An innovative new app launched today by business news site Quartz turns new stories into an interactive streaming text conversation. Also of interest: the new iPhone app was launched for Apple Watch before being released to Android phones at all.
The new app appears to be inspired by the popularity of text messaging, which Pew Research reported last year to be the most popular feature among smartphone users, ahead of internet browsing, voice or video calling, email, or video and music consumption.
The new app presents a news feed that looks like Apple's iOS iMessages, with incoming news, graphics and video clips appearing as received messages. Users can "reply" by picking one of a couple canned responses, which appear as blue bubbles.
User responses direct the flow of curated news segments, allowing the service to expand upon a given subject, or alternatively move on to something new. News bubbles also offer links to full stories or related content.
Also akin to Apple's Messages app: the curated news feed is embellished with emoji and GIFs, and indicates new messages are about to be received using the same chat bubble with an animated ellipsis. It's also driven by notifications, which the user can customize to being rare major events, once or twice a day, or frequent updates throughout the day.
In addition to the main iPhone app, Quartz also supplies a Today Widget for iOS, and an app for Apple Watch (above), customized to deliver incoming news updates at a glance, including a "market haiku" summarizing the prevailing business climate. The Apple Watch app also features a Complication which reflects the stock market's direction on the user's watch face via an emoji.

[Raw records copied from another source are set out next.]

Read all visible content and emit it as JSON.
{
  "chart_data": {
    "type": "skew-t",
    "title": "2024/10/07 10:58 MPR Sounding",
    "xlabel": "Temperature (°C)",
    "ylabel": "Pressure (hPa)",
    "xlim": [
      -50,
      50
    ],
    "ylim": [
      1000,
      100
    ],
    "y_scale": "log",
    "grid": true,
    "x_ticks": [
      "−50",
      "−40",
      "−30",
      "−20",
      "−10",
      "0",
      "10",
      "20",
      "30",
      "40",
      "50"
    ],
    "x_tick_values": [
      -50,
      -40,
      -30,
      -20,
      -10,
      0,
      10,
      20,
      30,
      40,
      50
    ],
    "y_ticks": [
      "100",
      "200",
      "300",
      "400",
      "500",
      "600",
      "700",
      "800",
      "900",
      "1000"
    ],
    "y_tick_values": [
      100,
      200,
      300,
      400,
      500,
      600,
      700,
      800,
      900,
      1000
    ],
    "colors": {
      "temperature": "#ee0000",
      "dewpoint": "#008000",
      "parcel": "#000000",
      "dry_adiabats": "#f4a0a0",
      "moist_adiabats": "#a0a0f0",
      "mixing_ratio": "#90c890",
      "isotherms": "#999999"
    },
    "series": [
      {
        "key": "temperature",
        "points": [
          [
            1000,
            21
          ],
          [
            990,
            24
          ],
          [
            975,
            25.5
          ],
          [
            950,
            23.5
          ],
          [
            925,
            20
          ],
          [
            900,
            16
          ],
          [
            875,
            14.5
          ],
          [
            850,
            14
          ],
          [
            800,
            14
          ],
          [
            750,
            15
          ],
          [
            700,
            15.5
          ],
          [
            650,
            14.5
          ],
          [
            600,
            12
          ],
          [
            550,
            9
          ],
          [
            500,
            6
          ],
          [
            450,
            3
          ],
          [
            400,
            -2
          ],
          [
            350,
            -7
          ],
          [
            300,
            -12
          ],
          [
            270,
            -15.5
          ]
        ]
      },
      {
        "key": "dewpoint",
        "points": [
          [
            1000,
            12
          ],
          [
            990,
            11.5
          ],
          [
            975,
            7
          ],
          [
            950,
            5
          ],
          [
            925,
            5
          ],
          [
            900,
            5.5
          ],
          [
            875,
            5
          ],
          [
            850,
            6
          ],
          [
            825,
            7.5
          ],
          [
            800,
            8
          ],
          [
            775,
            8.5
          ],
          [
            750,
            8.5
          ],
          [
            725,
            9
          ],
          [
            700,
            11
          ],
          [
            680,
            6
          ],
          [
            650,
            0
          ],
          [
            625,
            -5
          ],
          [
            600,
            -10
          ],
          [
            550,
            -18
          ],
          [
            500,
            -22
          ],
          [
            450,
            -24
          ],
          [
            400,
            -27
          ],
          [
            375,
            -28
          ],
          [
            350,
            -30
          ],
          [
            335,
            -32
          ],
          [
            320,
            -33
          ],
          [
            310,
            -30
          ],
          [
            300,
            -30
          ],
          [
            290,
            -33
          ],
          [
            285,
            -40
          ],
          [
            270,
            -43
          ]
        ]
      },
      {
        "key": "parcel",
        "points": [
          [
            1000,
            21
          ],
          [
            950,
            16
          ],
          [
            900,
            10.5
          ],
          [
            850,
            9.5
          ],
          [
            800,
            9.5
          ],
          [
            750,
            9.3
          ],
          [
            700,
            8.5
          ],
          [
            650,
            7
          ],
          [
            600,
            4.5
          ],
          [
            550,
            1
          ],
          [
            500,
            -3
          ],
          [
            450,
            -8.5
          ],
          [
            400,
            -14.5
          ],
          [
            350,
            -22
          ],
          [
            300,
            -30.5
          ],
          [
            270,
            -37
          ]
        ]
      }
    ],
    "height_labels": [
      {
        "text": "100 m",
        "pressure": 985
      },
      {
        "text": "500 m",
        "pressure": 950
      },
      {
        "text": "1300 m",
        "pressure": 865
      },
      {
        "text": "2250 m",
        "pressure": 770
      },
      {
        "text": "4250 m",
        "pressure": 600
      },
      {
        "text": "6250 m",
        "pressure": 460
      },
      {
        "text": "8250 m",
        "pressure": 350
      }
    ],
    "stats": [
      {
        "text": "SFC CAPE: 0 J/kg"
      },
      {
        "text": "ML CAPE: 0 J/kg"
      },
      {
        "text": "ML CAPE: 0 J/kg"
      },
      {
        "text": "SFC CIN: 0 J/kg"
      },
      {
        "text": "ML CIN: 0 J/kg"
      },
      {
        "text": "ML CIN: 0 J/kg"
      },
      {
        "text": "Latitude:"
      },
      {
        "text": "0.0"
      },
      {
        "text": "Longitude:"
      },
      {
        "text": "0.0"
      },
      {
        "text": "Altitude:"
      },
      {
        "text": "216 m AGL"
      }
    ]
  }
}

An equivalent app for Android is still under wraps, despite the broad distribution of that platform. Android's installed base in the U.S. is similar to Apple's iOS devices, but much larger than Apple Watch. However, for a number of reasons iOS and Apple Watch remain a priority for developers building innovative new app experiences.
5 Comments
Just downloaded it and love it! Wonderful, innovative App!
Huh? I'm going to pretend to converse with a news app?
I downloaded it this morning. Kind of interesting. When you "respond" to the news feed it doesn't really go out to anyone, but I think it might algorithmically effect the next news feed. Haven't tried it on the watch.
How many news apps does one need. I'm happy with Feedly and BBC news. I feel these apps are more a demonstration of the development team behind the apps, they are selling themselves in hope of being bought out. I can't see any longevity in this app, but all the best to them.